A decision on the final site is still being made, but construction is expected to start in 2022, with the plant scheduled to begin operating the following year

Vanadium is a key material used in vanadium redox flow batteries, and Australia has the world’s third largest deposits of vanadium resources but doesn’t produce a processed vanadium.

Queensland’s vanadium supply dream

In September, the Queensland premier Annastacia Palaszczuk’s government announced the go-ahead for the AUS$250 million ($180 million) Saint Elmo mine near Julia Creek, in the state’s North West.

Wholly owned by Multicom, the mining site will process 10,000 tonnes per annum (tpa)— rising to potentially 20,000 tpa— of vanadium pentoxide and alternative vanadium-based products. 

Queensland’s treasurer and minister for trade and investment, Cameron Dick, said: “The mining companies looking to process vanadium at an industrial scale don’t have the capital necessary to make that jump.

“That’s where our government can step in. A common-user facility can be used by multiple, smaller mining companies that do not have the available capital to set up their own processing facilities.”

Minister Stewart said his Department of Resources would go to market in the New Year for detailed engineering assessments and costings for the plant. 
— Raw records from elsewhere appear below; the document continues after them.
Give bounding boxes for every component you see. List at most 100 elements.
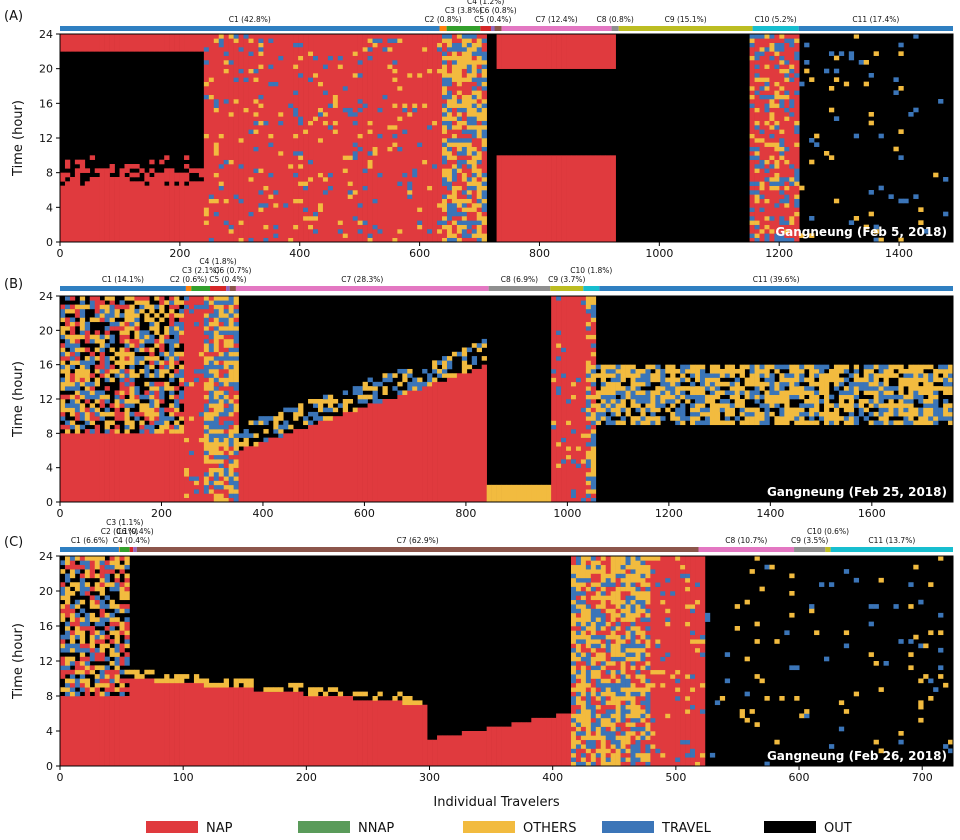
- heatmap-cell: [456, 103, 463, 108]
- heatmap-cell: [749, 94, 755, 100]
- heatmap-cell: [570, 674, 577, 684]
- heatmap-cell: [213, 480, 220, 486]
- heatmap-cell: [759, 168, 765, 182]
- heatmap-cell: [407, 696, 413, 706]
- heatmap-cell: [595, 713, 602, 719]
- heatmap-cell: [615, 586, 621, 609]
- heatmap-cell: [144, 334, 150, 340]
- heatmap-cell: [238, 51, 244, 69]
- heatmap-cell: [179, 433, 185, 503]
- heatmap-cell: [362, 394, 368, 400]
- heatmap-cell: [233, 360, 239, 383]
- heatmap-cell: [913, 107, 919, 113]
- heatmap-cell: [749, 103, 755, 108]
- heatmap-cell: [938, 674, 944, 679]
- heatmap-cell: [268, 133, 274, 139]
- heatmap-cell: [695, 647, 701, 653]
- heatmap-cell: [575, 450, 582, 464]
- heatmap-cell: [114, 424, 120, 430]
- heatmap-cell: [938, 99, 944, 104]
- heatmap-cell: [456, 90, 463, 95]
- heatmap-cell: [164, 416, 170, 421]
- heatmap-cell: [878, 403, 884, 408]
- heatmap-cell: [635, 643, 641, 649]
- heatmap-cell: [794, 420, 800, 426]
- heatmap-cell: [640, 752, 646, 762]
- heatmap-cell: [442, 164, 448, 169]
- heatmap-cell: [585, 591, 592, 605]
- heatmap-cell: [580, 155, 587, 243]
- heatmap-cell: [253, 77, 259, 82]
- heatmap-cell: [923, 403, 929, 408]
- heatmap-cell: [595, 665, 602, 671]
- heatmap-cell: [893, 407, 899, 417]
- heatmap-cell: [193, 326, 200, 370]
- heatmap-cell: [442, 168, 448, 178]
- heatmap-cell: [332, 129, 339, 134]
- heatmap-cell: [174, 407, 180, 413]
- heatmap-cell: [193, 304, 200, 310]
- heatmap-cell: [754, 142, 760, 147]
- heatmap-cell: [372, 47, 378, 147]
- heatmap-cell: [754, 68, 760, 74]
- heatmap-cell: [461, 172, 468, 182]
- heatmap-cell: [764, 120, 770, 126]
- heatmap-cell: [134, 394, 140, 400]
- heatmap-cell: [139, 34, 145, 52]
- heatmap-cell: [442, 224, 448, 230]
- heatmap-cell: [754, 120, 760, 126]
- heatmap-cell: [377, 172, 383, 178]
- y-tick-label: 4: [46, 725, 53, 738]
- heatmap-cell: [258, 51, 264, 56]
- heatmap-cell: [625, 639, 631, 644]
- heatmap-cell: [660, 656, 666, 662]
- heatmap-cell: [144, 172, 150, 182]
- heatmap-cell: [382, 94, 388, 100]
- heatmap-cell: [223, 338, 229, 348]
- heatmap-cell: [233, 450, 239, 456]
- heatmap-cell: [432, 125, 438, 165]
- heatmap-cell: [590, 399, 597, 404]
- heatmap-cell: [650, 735, 656, 745]
- heatmap-cell: [174, 674, 180, 684]
- heatmap-cell: [198, 304, 205, 310]
- heatmap-cell: [570, 573, 577, 579]
- heatmap-cell: [789, 373, 795, 378]
- heatmap-cell: [476, 73, 482, 78]
- heatmap-cell: [471, 116, 478, 126]
- heatmap-cell: [580, 591, 587, 596]
- heatmap-cell: [179, 321, 185, 331]
- heatmap-cell: [417, 377, 423, 383]
- heatmap-cell: [595, 420, 602, 426]
- cluster-label: C6 (0.4%): [116, 527, 153, 536]
- heatmap-cell: [784, 107, 790, 113]
- heatmap-cell: [605, 731, 611, 741]
- heatmap-cell: [203, 476, 210, 486]
- heatmap-cell: [868, 652, 874, 657]
- heatmap-cell: [223, 403, 229, 408]
- heatmap-cell: [878, 386, 884, 391]
- heatmap-cell: [347, 411, 354, 503]
- heatmap-cell: [164, 168, 170, 182]
- heatmap-cell: [188, 454, 195, 477]
- heatmap-cell: [521, 155, 527, 243]
- heatmap-cell: [208, 94, 215, 100]
- heatmap-cell: [288, 34, 294, 104]
- heatmap-cell: [814, 364, 820, 370]
- heatmap-cell: [883, 403, 889, 408]
- heatmap-cell: [471, 172, 478, 178]
- heatmap-cell: [134, 321, 140, 327]
- heatmap-cell: [94, 313, 100, 318]
- heatmap-cell: [680, 573, 686, 579]
- heatmap-cell: [456, 185, 463, 191]
- heatmap-cell: [213, 107, 220, 113]
- heatmap-cell: [814, 142, 820, 147]
- heatmap-cell: [898, 42, 904, 48]
- heatmap-cell: [278, 55, 284, 61]
- heatmap-cell: [79, 411, 86, 421]
- heatmap-cell: [392, 73, 398, 78]
- heatmap-cell: [273, 229, 279, 234]
- heatmap-cell: [89, 599, 96, 609]
- heatmap-cell: [377, 42, 383, 108]
- heatmap-cell: [868, 411, 874, 417]
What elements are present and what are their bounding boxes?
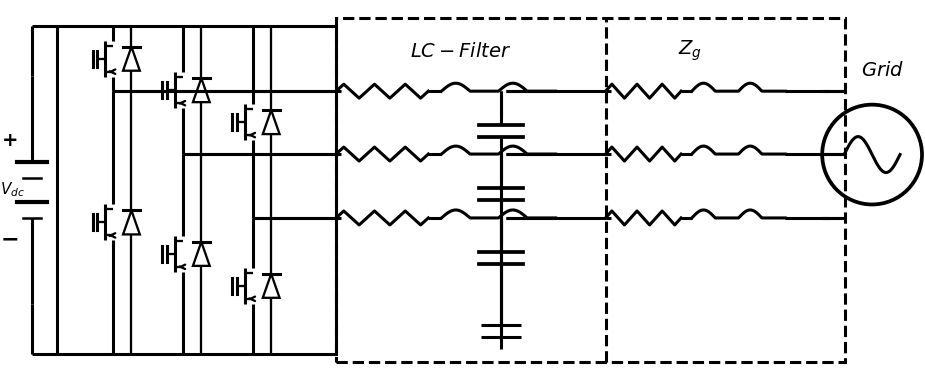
Text: −: − [0,230,19,250]
Text: $V_{dc}$: $V_{dc}$ [0,180,25,199]
Text: $LC-Filter$: $LC-Filter$ [411,42,512,61]
Text: $Grid$: $Grid$ [860,61,904,80]
Text: $Z_g$: $Z_g$ [678,39,702,64]
Text: +: + [2,130,18,150]
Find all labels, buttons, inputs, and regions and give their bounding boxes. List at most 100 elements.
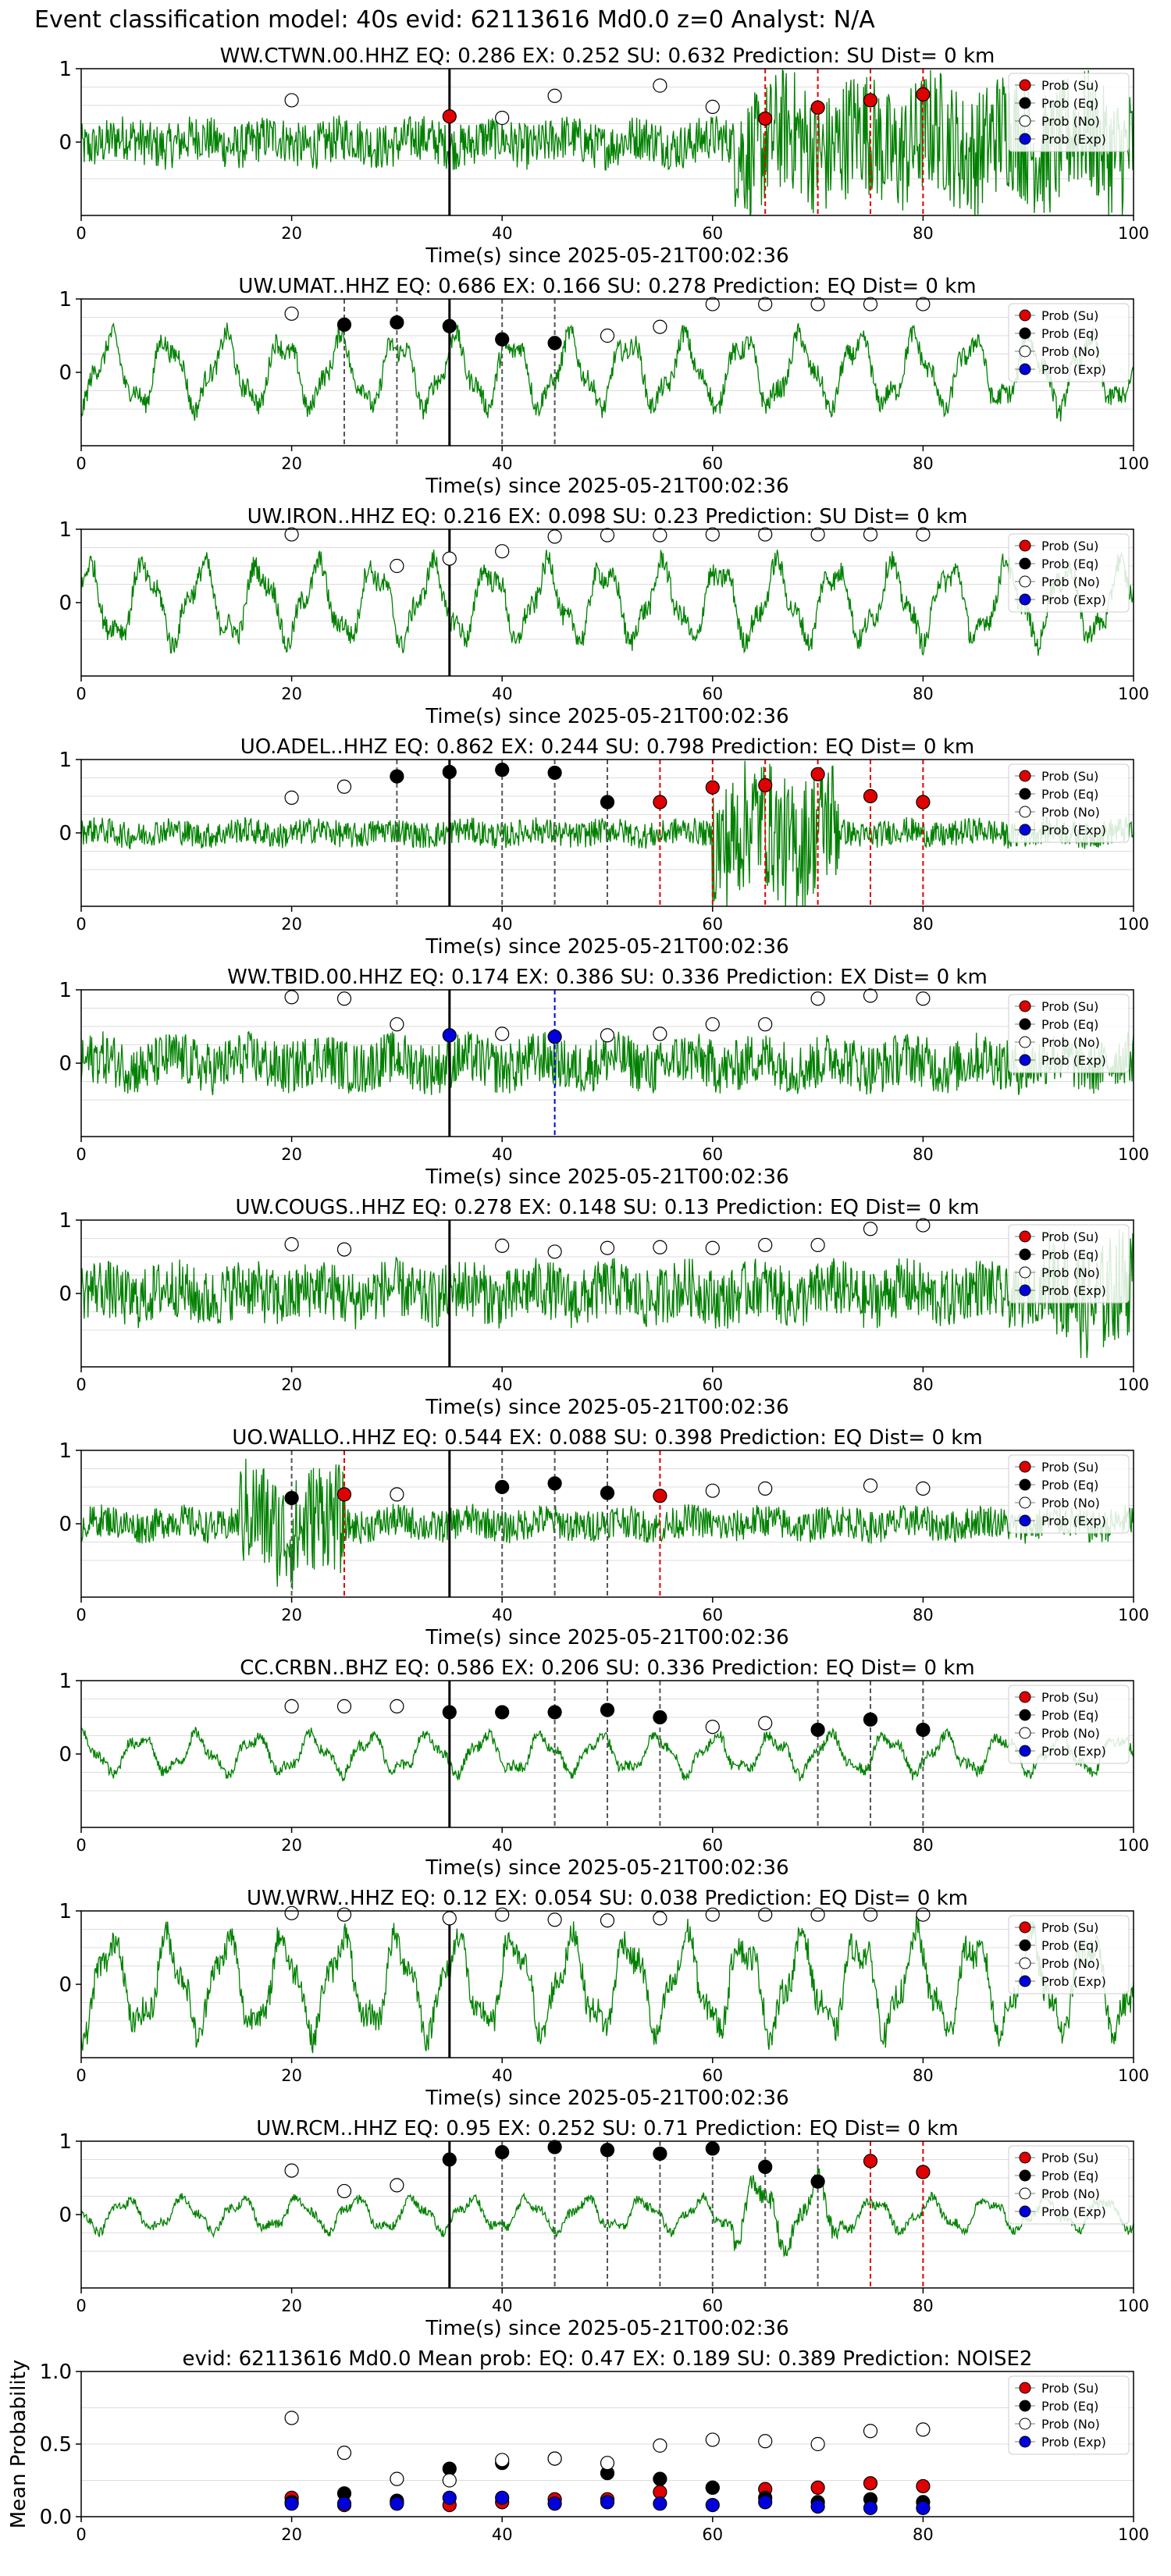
legend-marker-su (1019, 2382, 1031, 2394)
subplot-5: WW.TBID.00.HHZ EQ: 0.174 EX: 0.386 SU: 0… (59, 966, 1149, 1189)
x-tick-label: 60 (702, 2525, 723, 2544)
prob-point-no (916, 1218, 931, 1233)
prob-point-eq (600, 1703, 615, 1717)
legend-marker-exp (1019, 593, 1031, 606)
mean-point-no (442, 2473, 457, 2488)
subplot-title: CC.CRBN..BHZ EQ: 0.586 EX: 0.206 SU: 0.3… (240, 1656, 974, 1680)
prob-point-no (653, 78, 667, 93)
prob-point-no (705, 297, 720, 311)
x-tick-label: 100 (1118, 224, 1149, 243)
mean-point-exp (600, 2495, 615, 2510)
prob-point-no (600, 1913, 615, 1928)
mean-point-no (547, 2451, 562, 2466)
legend-label: Prob (Eq) (1041, 326, 1098, 341)
y-tick-label: 0.0 (40, 2506, 72, 2529)
mean-point-no (390, 2471, 404, 2486)
legend-marker-no (1019, 115, 1031, 127)
prob-point-eq (547, 1476, 562, 1491)
y-tick-label: 0 (59, 361, 72, 385)
prob-point-eq (810, 2174, 825, 2189)
x-tick-label: 100 (1118, 1375, 1149, 1394)
subplot-4: UO.ADEL..HHZ EQ: 0.862 EX: 0.244 SU: 0.7… (59, 735, 1149, 959)
legend: Prob (Su) Prob (Eq) Prob (No) Prob (Exp) (1008, 994, 1130, 1073)
legend-label: Prob (Su) (1041, 1229, 1098, 1244)
prob-point-no (547, 1244, 562, 1259)
x-axis-label: Time(s) since 2025-05-21T00:02:36 (425, 475, 788, 498)
y-axis-label: Mean Probability (7, 2360, 30, 2529)
y-tick-label: 1 (59, 518, 72, 542)
prob-point-no (758, 297, 773, 311)
legend-label: Prob (Exp) (1041, 823, 1106, 838)
legend-label: Prob (Eq) (1041, 1478, 1098, 1493)
x-tick-label: 0 (76, 2525, 86, 2544)
y-tick-label: 0 (59, 822, 72, 845)
prob-point-no (336, 1907, 352, 1922)
plot-area (81, 1911, 1134, 2058)
prob-point-eq (390, 315, 404, 330)
waveform-trace (81, 1916, 1134, 2054)
prob-point-eq (547, 765, 562, 781)
legend-label: Prob (Eq) (1041, 2399, 1098, 2414)
prob-point-eq (600, 1485, 615, 1500)
prob-point-su (916, 2165, 931, 2179)
legend-box (1008, 763, 1130, 843)
legend-marker-no (1019, 806, 1031, 818)
legend-marker-exp (1019, 2435, 1031, 2448)
y-tick-label: 1 (59, 979, 72, 1002)
legend-marker-exp (1019, 133, 1031, 145)
prob-point-no (916, 527, 931, 542)
x-tick-label: 100 (1118, 915, 1149, 934)
legend-label: Prob (Su) (1041, 539, 1098, 553)
y-tick-label: 0 (59, 592, 72, 615)
x-tick-label: 40 (492, 2525, 513, 2544)
waveform-trace (81, 2165, 1134, 2258)
x-axis-label: Time(s) since 2025-05-21T00:02:36 (425, 705, 788, 728)
x-tick-label: 20 (281, 1606, 302, 1624)
x-tick-label: 0 (76, 454, 86, 473)
legend-label: Prob (No) (1041, 344, 1100, 359)
prob-point-eq (390, 769, 404, 784)
waveform-trace (81, 1030, 1134, 1095)
x-tick-label: 80 (913, 1145, 934, 1164)
subplot-9: UW.WRW..HHZ EQ: 0.12 EX: 0.054 SU: 0.038… (59, 1887, 1149, 2110)
x-tick-label: 20 (281, 685, 302, 703)
prob-point-no (758, 1907, 773, 1922)
legend-marker-no (1019, 1496, 1031, 1509)
mean-point-no (284, 2411, 299, 2425)
legend-marker-exp (1019, 1975, 1031, 1987)
x-tick-label: 40 (492, 224, 513, 243)
legend-marker-no (1019, 575, 1031, 588)
mean-point-no (600, 2456, 615, 2471)
prob-point-no (495, 110, 510, 126)
prob-point-eq (495, 332, 510, 347)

Vanadium projects in Queensland

In October, Canadian metals exploration company Currie Rose announced it would acquire 100% of two vanadium projects in Central North Queensland, Australia.

On completion of all approvals, Currie will have ASX listed companies Chalice Mining and Liontown Resources as equal major shareholders.

On 27 October, Currie Rose entered into an arm’s length agreement to acquire 100% of the Toolebuc Vanadium Project from Liontown Resources. 

The same day, Currie Rose entered into an arm’s length agreement to acquire 100% of the Flinders River Vanadium Project from Cougar Metals Lithium. 

North Queensland Vanadium Project (NQVP) is the merger of the Toolebuc and Flinders River Vanadium Projects and is situated around 400km west of Townsville. 

NQVP covers an area of approximately 124,000Ha and is close to rail, road, and power infrastructure.

Michael Griffiths, Currie’s president and CEO, said: “The 100% acquisition of two highly rated brown field Queensland Vanadium Projects within the world class Vanadium Hub in North Queensland is a watershed day for the company.

“It marks the first steps into a battery metal strategy which is expected to expand as the world decarbonises. 

“The Liontown acquisition comes with an expansive, underexplored package and a significant historical resource at Cambridge that occupies the immediate easterly extension of the neighbouring Lilyvale Vanadium deposit that is currently in feasibility. 

“The CGM package also hosts encouraging vanadium drill intercepts and high calibre exploration data that will potentially deliver further resources with additional infill drilling. 

“The combination of the two projects into one entity, provides tremendous opportunity to create a large-scale focused project and we look forward to commencing the next phase of test work as soon as possible. We also welcome two very successful ASX listed companies to our register as a result of the transaction and look forward to working with both companies as major shareholders.”